São muitos os ataques e obstáculos enfrentados por comunidades quilombolas no Maranhão na luta pelo seu direito à terra e garantia de seu modo de vida. Em 2017, o Estado Brasileiro autorizou a duplicação da BR-135 nas cidades de Bacabeira, Santa Rita, Itapecuru-Mirim e Miranda do Norte, todas no interior do Maranhão, sem realizar o processo de consulta prévia aos povos quilombolas da região, que, por sua vez, foram surpreendidos pelo início das obras feitas pelo Departamento Nacional de Infraestrutura de Transportes (DNIT)

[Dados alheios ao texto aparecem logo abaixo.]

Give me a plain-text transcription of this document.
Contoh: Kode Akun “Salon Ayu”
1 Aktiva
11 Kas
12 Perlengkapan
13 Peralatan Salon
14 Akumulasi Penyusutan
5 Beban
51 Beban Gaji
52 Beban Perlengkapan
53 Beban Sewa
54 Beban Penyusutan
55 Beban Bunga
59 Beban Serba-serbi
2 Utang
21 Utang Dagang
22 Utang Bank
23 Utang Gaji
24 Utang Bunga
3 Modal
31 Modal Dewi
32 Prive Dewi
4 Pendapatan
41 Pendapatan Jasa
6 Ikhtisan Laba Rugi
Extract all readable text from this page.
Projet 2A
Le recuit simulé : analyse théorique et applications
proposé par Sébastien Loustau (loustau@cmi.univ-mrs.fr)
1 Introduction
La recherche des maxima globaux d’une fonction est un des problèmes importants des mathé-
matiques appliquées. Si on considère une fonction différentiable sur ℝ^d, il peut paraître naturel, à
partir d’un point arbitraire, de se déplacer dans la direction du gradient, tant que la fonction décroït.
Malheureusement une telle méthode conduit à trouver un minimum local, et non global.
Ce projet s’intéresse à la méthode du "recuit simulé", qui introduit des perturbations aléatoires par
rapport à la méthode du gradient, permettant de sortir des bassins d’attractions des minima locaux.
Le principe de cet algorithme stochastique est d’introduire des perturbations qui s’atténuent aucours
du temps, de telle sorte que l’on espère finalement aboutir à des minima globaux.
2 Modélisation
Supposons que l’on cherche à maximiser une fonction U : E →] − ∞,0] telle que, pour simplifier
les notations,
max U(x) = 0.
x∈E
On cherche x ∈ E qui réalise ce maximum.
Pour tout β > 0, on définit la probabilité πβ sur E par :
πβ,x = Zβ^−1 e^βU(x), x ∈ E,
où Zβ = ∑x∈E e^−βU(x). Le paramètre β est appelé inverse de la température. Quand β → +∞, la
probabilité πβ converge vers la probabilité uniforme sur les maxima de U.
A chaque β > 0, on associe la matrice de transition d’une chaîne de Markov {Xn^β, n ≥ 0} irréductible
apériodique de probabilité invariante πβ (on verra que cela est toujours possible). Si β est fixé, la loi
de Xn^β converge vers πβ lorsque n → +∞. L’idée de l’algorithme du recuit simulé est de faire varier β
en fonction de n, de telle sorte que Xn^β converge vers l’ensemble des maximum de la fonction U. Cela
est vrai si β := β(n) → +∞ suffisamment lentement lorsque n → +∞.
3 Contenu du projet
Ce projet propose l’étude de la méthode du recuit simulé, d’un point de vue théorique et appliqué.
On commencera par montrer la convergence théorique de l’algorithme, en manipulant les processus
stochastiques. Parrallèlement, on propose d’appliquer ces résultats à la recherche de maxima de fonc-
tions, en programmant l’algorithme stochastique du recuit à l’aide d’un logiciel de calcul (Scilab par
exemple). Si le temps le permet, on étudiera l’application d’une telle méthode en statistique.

Esse processo de consulta prévia é exigido pela Convenção 169 da Organização Internacional do Trabalho (OIT), da qual o Brasil é um dos países signatários. Em seu artigo 6º, a convenção determina que os governos deverão “consultar os povos interessados, mediante procedimentos apropriados e, particularmente, através de suas instituições representativas, cada vez que sejam previstas medidas legislativas ou administrativas suscetíveis de afetá-los diretamente”.
Além disso, a Convenção 169 da OIT também define que povos afetados tenham direito à participação, “pelo menos na mesma medida que outros setores da população e em todos os níveis, na adoção de decisões em instituições efetivas ou organismos administrativos e de outra natureza responsáveis pelas políticas e programas que lhes sejam concernentes”.
Os direitos à consulta prévia e à participação dos povos tradicionais também dizem respeito à necessidade dos governos reconhecerem os direitos de propriedade e posse sobre as terras que tradicionalmente ocupam, outra questão prevista na Convenção 169 da OIT
A ARTIGO 19 está apoiando a luta das comunidades quilombolas afetadas pela duplicação da BR-135 para que tenham seu direito de consulta contemplado, exigindo do Poder Público que forneça informações detalhadas e acessíveis sobre o que será feito, quanto tempo em média as obras durarão e como elas impactarão na vida das famílias que ali vivem.
Atualmente, já existe uma articulação sólida sendo protagonizada por essas comunidades, que, em 2017, chegaram a paralisar as obras da BR-135 por meio da ação direta coletiva. Depois, com o uso da Lei de Acesso à Informação, conseguiram obter documentos públicos que comprovavam as ilegalidades cometidas pela DNIT, documentos esses que foram usados em denúncias protocoladas junto à Defensoria Pública da União e ao Ministério Público Federal (MPF).
Um dos resultados da mobilização foi a realização de uma audiência pública em Santa Rosa dos Pretos, quando os quilombolas da região puderam fazer denúncias diretamente à Defensora Pública da União, representada pela defensora Carolina Balbinott.
É importante lembrar que no último dia 16 de maio, o MPF expediu uma recomendação ao DNIT e à Secretaria Estadual de Meio Ambiente (SEMA) para que os órgãos não seguissem com as obras de duplicação da BR-135 no trecho que passa pelas comunidades quilombolas de Santa Rita e Itapecuru-Mirim. As obras neste trecho, porém, já estavam suspensas desde 22 de fevereiro pela própria SEMA após esta receber denúncias feitas pelas comunidades quilombolas.
Entretanto, mesmo com a proibição, empresas contratadas pelo DNIT continuam trabalhando no local onde vivem as comunidades, conforme relatos de moradores da comunidade, entre eles de uma moradora da comunidade Colombo, no Território Quilombola Santa Maria dos Pinheiros, em Itapecuru-Mirim, que flagrou a operação de uma escavadeira na semana passada.
Para a ARTIGO 19, todos os órgãos públicos responsáveis pelas obras de duplicação da BR-135 devem paralisar as obras e conceder às comunidades quilombolas o direito à consulta, cumprindo, dessa forma, a Convenção 169 da OIT, e respeitando os direitos dos povos tradicionais do Brasil.